Café Museu, en la calle del Museo, lleva décadas siendo fijo del barrio. Nada lujoso — una barra larga de madera, unas mesas fuera, y una cafetera que no para. La clientela mezcla trabajadores del museo, vecinos del casco antiguo y estudiantes de la facultad de arte cercana. Un cortado cuesta 1,50€, y la tostada con tomate es el ideal platónico del género.

Cómo Pedir Café en Valencia: Mini-Guía

El vocabulario importa. Un café solo es un espresso puro. Un cortado es espresso con un chorrito de leche — el pedido más habitual. Un café con leche es mitad café mitad leche, servido en vaso, y es lo que la mayoría toma para desayunar. Un café bombón es espresso con leche condensada, servido en capas para que veas la separación — más dulce de lo que esperas y extrañamente adictivo.

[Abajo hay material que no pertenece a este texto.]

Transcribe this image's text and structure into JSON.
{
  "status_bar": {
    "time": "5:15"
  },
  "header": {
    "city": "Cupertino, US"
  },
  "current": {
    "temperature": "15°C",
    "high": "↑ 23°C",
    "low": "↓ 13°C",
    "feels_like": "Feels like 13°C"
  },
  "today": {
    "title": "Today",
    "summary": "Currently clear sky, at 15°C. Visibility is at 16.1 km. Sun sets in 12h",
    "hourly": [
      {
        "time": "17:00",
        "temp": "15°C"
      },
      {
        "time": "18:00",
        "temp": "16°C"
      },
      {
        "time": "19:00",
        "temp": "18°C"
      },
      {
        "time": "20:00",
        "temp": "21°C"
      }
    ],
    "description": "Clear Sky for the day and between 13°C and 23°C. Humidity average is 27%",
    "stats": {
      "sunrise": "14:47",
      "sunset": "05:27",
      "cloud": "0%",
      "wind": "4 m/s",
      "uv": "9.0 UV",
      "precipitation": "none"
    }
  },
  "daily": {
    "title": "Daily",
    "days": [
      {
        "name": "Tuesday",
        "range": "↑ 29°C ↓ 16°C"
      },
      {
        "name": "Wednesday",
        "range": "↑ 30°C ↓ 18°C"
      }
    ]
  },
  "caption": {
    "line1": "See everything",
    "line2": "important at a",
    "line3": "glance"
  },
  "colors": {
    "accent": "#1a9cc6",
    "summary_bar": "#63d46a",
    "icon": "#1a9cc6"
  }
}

Si lo quieres frío, pide café con hielo: te traerán un espresso caliente y un vaso aparte con hielo. Tú lo viertes. En verano puedes pedir una leche y café — un vaso alto de leche fría con un chorro de espresso — que es básicamente la versión valenciana del iced latte.

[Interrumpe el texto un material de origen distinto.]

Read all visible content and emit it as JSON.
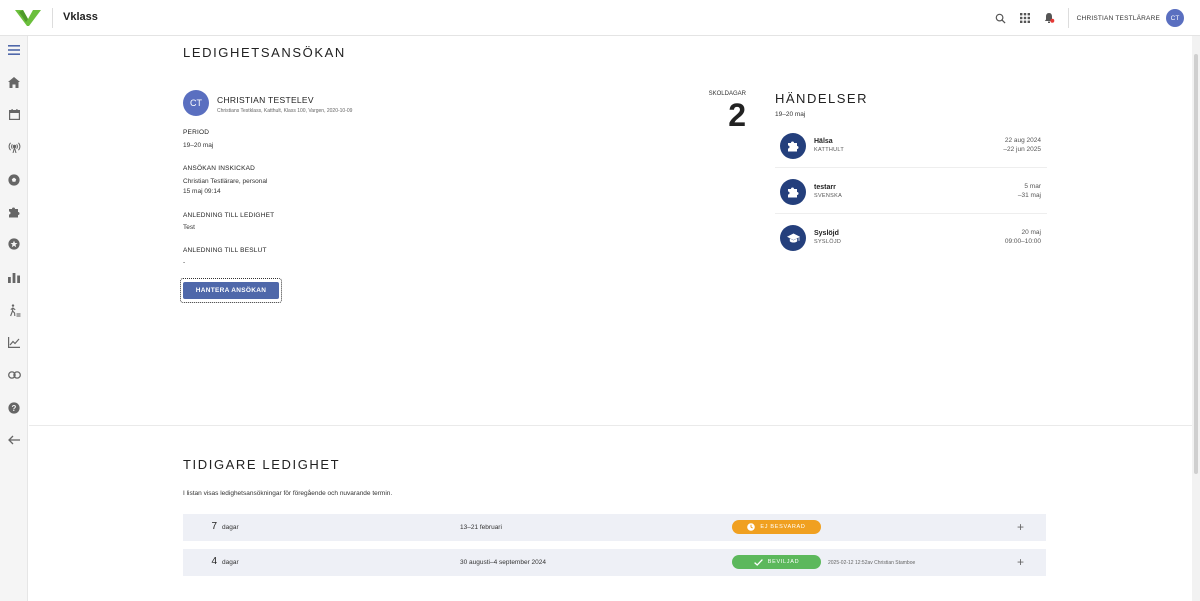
{
  "app": {
    "title": "Vklass"
  },
  "header": {
    "user_name": "CHRISTIAN TESTLÄRARE",
    "user_initials": "CT"
  },
  "sidebar": {
    "items": [
      {
        "icon": "menu-icon"
      },
      {
        "icon": "home-icon"
      },
      {
        "icon": "calendar-icon"
      },
      {
        "icon": "broadcast-icon"
      },
      {
        "icon": "football-icon"
      },
      {
        "icon": "puzzle-icon"
      },
      {
        "icon": "star-badge-icon"
      },
      {
        "icon": "bar-chart-icon"
      },
      {
        "icon": "walking-person-icon"
      },
      {
        "icon": "line-chart-icon"
      },
      {
        "icon": "link-icon"
      },
      {
        "icon": "help-icon"
      },
      {
        "icon": "arrow-back-icon"
      }
    ]
  },
  "page": {
    "title": "LEDIGHETSANSÖKAN"
  },
  "student": {
    "initials": "CT",
    "name": "CHRISTIAN TESTELEV",
    "subtitle": "Christians Testklass, Katthult, Klass 100, Vargen, 2020-10-09"
  },
  "fields": {
    "period_label": "PERIOD",
    "period_value": "19–20 maj",
    "submitted_label": "ANSÖKAN INSKICKAD",
    "submitted_by": "Christian Testlärare, personal",
    "submitted_at": "15 maj 09:14",
    "reason_label": "ANLEDNING TILL LEDIGHET",
    "reason_value": "Test",
    "decision_label": "ANLEDNING TILL BESLUT",
    "decision_value": "-"
  },
  "actions": {
    "handle_label": "HANTERA ANSÖKAN"
  },
  "school_days": {
    "label": "SKOLDAGAR",
    "value": "2"
  },
  "events": {
    "title": "HÄNDELSER",
    "subtitle": "19–20 maj",
    "items": [
      {
        "name": "Hälsa",
        "sub": "KATTHULT",
        "date1": "22 aug 2024",
        "date2": "–22 jun 2025",
        "icon": "puzzle-icon"
      },
      {
        "name": "testarr",
        "sub": "SVENSKA",
        "date1": "5 mar",
        "date2": "–31 maj",
        "icon": "puzzle-icon"
      },
      {
        "name": "Syslöjd",
        "sub": "SYSLÖJD",
        "date1": "20 maj",
        "date2": "09:00–10:00",
        "icon": "graduation-cap-icon"
      }
    ]
  },
  "previous": {
    "title": "TIDIGARE LEDIGHET",
    "description": "I listan visas ledighetsansökningar för föregående och nuvarande termin.",
    "rows": [
      {
        "days": "7",
        "unit": "dagar",
        "period": "13–21 februari",
        "status": "EJ BESVARAD",
        "status_color": "#f0a020",
        "status_icon": "clock-icon",
        "meta": ""
      },
      {
        "days": "4",
        "unit": "dagar",
        "period": "30 augusti–4 september 2024",
        "status": "BEVILJAD",
        "status_color": "#5cb85c",
        "status_icon": "check-icon",
        "meta": "2025-02-12 12:52av Christian Stamboe"
      }
    ]
  },
  "colors": {
    "brand_green": "#6bbf3c",
    "primary_button": "#4f68aa",
    "avatar": "#5a6fc0",
    "event_icon": "#243f7c",
    "row_bg": "#eef0f6"
  }
}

Los horarios importan. El café del desayuno es entre las 8 y las 10, normalmente con una tostada (pan con tomate y aceite) o un cruasán. El del almuerzo — entre las 10:30 y las 11:30 — es cuando media Valencia para de trabajar para un segundo café y un bocadillo. Esta institución es sagrada. Si alguien te invita a almorzar, di que sí.

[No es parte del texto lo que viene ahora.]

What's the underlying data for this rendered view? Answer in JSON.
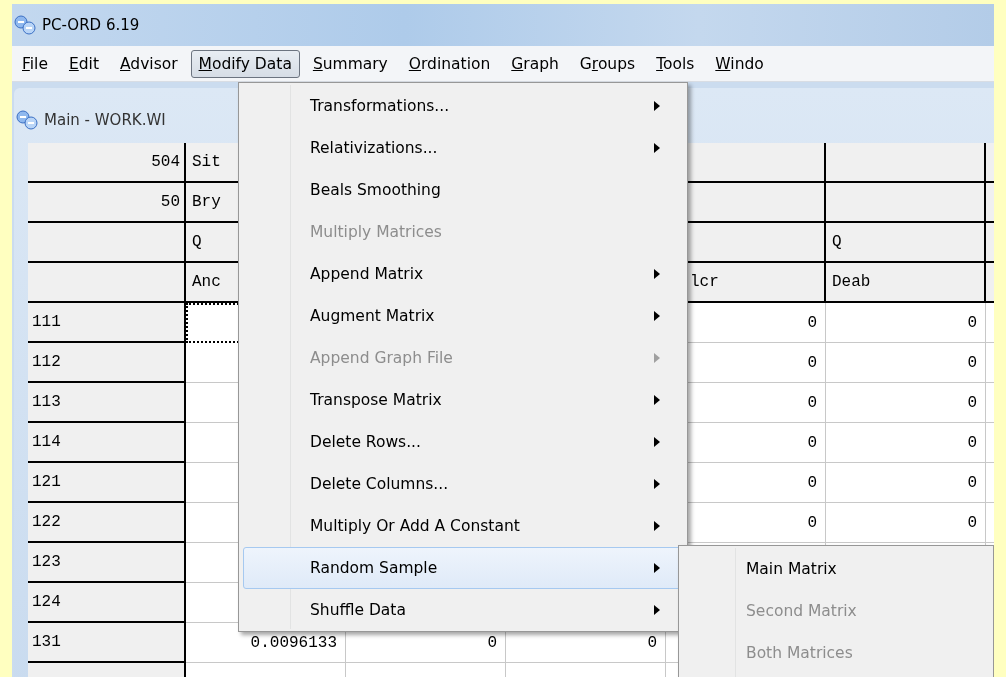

En los bares de siempre se paga en caja, no en mesa. En los de especialidad funciona más como esperarías. La propina no se espera en una cafetería, pero redondear al euro siguiente se agradece. Y nadie en Valencia te juzga por echarle azúcar al café — el esnobismo existe en los sitios de especialidad, pero el resto de la ciudad vacía felizmente dos sobres de azúcar en cada cortado, y el café no es peor por ello.

El Veredicto

Valencia no necesita competir con Melbourne ni con Londres ni con Tokio en café. Tiene algo que esas ciudades no tienen: una cultura cafetera tradicional viva, que lleva aquí generaciones, sobre la que ahora se ha construido una escena de especialidad que respeta lo que había antes mientras empuja hacia delante. La mejor experiencia cafetera en Valencia no es elegir entre lo viejo y lo nuevo — es hacer las dos cosas en la misma mañana. Empieza con un pour-over en Bluebell, camina hasta el Mercado Central, tómate un cortado de pie en un bar donde nadie habla inglés, y llámalo la mejor mañana de tu viaje.